Big players still unwilling to accept new technologies

Keshia Faculin30 Oct 2017

Construction site with crane and building in city

Despite their desire to make a change in the construction industry, mid-sized contractors face various obstacles in adopting new technologies, reported Channel News Asia.

This comes as some of the big players still prefer traditional construction methods over new building technologies, said Kang Choon Boon, managing director at B19 Technologies – one of the first firms in Singapore to use Mass-Engineered Timber (MET), a kind of building material where solid wooden pieces are cut and made in factories, to be assembled on-site.

The timber product was used to build The Wave, a new sports hall at Nanyang Technological University.

Kang believes that while the use of MET would raise construction cost by 20 percent, the cost would drop once more companies embrace the material since there would be economies of scale.
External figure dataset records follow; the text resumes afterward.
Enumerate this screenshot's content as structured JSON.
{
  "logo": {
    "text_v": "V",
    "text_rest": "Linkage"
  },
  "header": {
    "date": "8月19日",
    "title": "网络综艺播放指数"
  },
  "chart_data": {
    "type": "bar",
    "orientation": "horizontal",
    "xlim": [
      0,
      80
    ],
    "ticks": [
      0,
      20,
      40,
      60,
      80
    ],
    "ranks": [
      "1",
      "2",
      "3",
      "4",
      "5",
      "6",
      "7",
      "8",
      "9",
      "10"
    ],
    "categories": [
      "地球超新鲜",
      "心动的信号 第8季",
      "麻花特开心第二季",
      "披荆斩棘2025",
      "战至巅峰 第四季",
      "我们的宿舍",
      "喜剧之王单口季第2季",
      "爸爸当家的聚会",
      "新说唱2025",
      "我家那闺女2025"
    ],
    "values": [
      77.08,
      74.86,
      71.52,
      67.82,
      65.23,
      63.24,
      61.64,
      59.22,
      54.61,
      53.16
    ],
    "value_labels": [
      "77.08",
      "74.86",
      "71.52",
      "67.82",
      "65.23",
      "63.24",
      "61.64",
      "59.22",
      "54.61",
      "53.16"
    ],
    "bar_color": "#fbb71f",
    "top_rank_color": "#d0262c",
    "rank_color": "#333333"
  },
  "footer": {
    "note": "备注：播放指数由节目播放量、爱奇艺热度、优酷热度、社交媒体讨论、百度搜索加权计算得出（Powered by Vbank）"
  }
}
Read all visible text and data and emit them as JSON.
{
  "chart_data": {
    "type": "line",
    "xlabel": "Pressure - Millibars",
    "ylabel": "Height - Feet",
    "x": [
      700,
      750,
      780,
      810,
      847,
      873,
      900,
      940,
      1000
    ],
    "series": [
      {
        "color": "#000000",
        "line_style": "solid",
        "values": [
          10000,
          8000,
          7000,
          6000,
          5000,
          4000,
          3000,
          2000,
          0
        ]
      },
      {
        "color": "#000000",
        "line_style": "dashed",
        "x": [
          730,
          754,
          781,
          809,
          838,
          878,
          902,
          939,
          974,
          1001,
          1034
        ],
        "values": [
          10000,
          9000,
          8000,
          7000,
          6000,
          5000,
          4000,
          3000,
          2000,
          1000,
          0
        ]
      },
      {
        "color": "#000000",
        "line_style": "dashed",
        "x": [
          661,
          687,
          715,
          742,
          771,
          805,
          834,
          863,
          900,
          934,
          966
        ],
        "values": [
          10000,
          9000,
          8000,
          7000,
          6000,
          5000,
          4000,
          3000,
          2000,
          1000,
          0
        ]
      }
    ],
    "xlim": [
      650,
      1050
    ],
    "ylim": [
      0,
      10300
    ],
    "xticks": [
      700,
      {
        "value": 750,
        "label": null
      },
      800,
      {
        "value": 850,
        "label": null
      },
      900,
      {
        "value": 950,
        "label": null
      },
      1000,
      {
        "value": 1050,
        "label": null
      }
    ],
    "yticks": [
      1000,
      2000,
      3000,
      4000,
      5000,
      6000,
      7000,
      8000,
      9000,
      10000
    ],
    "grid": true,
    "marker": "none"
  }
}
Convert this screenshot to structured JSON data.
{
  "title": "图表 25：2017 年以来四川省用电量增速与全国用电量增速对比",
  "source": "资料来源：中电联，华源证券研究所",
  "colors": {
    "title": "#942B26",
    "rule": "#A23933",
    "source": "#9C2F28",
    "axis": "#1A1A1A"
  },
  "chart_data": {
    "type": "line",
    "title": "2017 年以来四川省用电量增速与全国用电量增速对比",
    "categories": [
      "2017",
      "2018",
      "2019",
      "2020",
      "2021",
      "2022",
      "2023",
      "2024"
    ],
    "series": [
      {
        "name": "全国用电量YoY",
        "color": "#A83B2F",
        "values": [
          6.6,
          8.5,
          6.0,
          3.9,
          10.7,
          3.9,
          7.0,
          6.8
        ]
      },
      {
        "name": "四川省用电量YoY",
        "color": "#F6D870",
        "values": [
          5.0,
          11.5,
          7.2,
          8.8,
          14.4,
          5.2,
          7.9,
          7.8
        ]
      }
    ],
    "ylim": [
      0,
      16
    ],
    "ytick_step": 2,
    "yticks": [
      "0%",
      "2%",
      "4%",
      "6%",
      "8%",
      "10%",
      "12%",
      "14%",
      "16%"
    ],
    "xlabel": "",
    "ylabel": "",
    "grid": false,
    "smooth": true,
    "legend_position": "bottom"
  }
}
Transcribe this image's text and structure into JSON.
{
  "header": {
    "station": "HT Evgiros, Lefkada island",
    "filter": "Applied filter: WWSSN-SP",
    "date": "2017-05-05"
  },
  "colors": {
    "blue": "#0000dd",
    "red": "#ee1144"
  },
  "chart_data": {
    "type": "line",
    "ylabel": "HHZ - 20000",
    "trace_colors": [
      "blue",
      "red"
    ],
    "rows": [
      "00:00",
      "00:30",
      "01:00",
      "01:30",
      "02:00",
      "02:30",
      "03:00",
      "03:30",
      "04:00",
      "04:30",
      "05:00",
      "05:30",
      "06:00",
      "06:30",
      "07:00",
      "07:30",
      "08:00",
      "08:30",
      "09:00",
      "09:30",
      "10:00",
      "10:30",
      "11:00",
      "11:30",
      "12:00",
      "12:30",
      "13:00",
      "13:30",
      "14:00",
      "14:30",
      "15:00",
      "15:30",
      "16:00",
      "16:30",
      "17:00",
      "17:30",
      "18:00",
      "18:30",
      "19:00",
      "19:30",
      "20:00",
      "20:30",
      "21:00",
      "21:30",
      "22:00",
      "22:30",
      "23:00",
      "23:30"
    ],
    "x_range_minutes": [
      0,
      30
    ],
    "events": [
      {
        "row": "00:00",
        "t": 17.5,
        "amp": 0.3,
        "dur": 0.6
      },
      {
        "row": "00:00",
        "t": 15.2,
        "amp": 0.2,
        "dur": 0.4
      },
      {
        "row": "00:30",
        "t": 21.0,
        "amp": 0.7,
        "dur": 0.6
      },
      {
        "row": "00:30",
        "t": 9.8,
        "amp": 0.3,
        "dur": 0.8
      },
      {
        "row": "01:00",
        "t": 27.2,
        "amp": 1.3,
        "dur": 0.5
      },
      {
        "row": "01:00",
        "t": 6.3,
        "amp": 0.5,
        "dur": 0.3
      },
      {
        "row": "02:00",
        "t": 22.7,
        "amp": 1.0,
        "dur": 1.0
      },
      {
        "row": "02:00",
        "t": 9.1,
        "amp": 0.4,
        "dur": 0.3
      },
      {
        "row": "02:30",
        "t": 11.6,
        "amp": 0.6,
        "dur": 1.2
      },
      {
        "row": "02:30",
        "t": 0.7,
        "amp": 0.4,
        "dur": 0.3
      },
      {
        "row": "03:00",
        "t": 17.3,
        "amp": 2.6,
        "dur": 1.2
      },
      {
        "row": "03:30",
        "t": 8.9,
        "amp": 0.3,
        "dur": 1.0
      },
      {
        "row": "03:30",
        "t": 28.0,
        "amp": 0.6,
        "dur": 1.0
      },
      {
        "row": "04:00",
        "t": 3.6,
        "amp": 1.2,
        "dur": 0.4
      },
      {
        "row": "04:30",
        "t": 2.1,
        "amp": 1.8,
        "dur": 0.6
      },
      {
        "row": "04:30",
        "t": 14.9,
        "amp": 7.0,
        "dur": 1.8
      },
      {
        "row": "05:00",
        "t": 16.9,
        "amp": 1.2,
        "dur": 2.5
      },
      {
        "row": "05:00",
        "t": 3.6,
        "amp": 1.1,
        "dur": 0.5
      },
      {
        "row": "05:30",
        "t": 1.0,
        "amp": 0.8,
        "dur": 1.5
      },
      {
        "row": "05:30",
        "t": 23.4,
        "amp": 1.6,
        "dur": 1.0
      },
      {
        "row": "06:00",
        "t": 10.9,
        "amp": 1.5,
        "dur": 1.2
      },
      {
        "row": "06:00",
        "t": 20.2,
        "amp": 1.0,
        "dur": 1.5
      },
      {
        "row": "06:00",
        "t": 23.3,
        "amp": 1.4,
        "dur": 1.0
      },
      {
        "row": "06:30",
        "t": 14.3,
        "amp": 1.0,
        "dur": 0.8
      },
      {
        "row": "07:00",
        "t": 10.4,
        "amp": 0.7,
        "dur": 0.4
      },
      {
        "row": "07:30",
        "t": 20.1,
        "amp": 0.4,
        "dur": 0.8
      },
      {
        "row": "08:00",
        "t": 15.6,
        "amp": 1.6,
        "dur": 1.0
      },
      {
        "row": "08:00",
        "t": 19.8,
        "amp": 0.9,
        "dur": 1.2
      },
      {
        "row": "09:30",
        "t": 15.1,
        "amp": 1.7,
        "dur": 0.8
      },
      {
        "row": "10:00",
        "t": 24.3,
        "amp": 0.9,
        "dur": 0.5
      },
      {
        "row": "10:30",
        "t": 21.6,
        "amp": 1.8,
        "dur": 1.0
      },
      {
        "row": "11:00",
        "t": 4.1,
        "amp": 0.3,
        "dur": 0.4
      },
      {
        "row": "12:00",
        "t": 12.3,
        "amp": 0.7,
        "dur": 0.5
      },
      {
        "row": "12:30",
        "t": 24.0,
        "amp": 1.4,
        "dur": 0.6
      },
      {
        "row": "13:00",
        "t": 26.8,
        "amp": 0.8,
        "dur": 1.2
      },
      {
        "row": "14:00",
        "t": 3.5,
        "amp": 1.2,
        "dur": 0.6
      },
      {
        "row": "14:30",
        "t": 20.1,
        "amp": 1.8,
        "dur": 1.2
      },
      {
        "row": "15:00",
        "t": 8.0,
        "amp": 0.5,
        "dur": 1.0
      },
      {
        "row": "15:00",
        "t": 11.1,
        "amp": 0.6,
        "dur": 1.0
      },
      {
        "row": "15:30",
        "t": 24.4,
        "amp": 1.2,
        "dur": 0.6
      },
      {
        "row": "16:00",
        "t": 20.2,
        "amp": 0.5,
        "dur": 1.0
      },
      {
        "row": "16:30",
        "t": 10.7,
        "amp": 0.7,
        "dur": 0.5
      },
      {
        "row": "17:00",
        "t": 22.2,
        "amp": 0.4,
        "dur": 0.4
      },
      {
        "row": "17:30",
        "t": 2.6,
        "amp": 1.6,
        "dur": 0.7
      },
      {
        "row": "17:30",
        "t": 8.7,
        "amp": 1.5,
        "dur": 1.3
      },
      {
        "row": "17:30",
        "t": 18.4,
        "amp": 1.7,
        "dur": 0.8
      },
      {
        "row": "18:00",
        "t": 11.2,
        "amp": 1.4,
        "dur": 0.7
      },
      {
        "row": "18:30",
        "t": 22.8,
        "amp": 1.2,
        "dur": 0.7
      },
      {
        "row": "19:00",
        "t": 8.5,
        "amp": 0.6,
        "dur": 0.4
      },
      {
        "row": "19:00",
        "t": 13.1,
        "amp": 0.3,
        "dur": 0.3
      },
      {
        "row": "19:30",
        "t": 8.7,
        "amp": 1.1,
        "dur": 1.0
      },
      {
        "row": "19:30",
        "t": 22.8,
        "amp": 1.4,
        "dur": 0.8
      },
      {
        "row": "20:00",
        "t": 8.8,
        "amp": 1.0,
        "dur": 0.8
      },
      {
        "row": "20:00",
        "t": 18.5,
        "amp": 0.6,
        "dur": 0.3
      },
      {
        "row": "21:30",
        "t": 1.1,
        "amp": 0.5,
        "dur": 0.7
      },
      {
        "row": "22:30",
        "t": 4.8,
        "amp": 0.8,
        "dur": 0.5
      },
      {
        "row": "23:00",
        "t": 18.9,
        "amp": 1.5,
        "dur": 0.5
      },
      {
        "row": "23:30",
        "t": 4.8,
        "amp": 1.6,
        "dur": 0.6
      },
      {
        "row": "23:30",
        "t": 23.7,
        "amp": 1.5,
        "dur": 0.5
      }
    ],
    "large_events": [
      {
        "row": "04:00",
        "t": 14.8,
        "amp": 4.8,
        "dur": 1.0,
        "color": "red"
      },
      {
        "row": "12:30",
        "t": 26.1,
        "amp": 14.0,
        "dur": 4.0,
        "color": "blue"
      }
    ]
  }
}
Other benefits include shorter construction time, manpower savings and a much greener product.

B19, however, used the method to a handful of projects only.

“We depend very much on the developer and the client on what their requirements are,” said Kang.

Agreeing, Peh Ke-Pin, director at mid-sized company PQ Builder, said: “We are not the decision maker…It’s a top-down approach.”

Peh noted that while their company had spent nearly $1.5 million on research and construction technology and availed of government grants to fund their purchases, they remain limited by their size.

Maintaining the equipment has also proved to be an issue for firms such as his, given that they are often tight on cash.

“Some projects may use (a particular) equipment, but after the project’s (done), the equipment may not be applicable to other projects,” explained Peh. “It needs someplace to sit, so the storage cost will also be (an) issue.”

In responding to the needs of small and mid-sized companies, the Building and Construction Authority (BCA) has revealed plans to explore a model where companies could lease their mid-range equipment.


This article was edited by Keshia Faculin.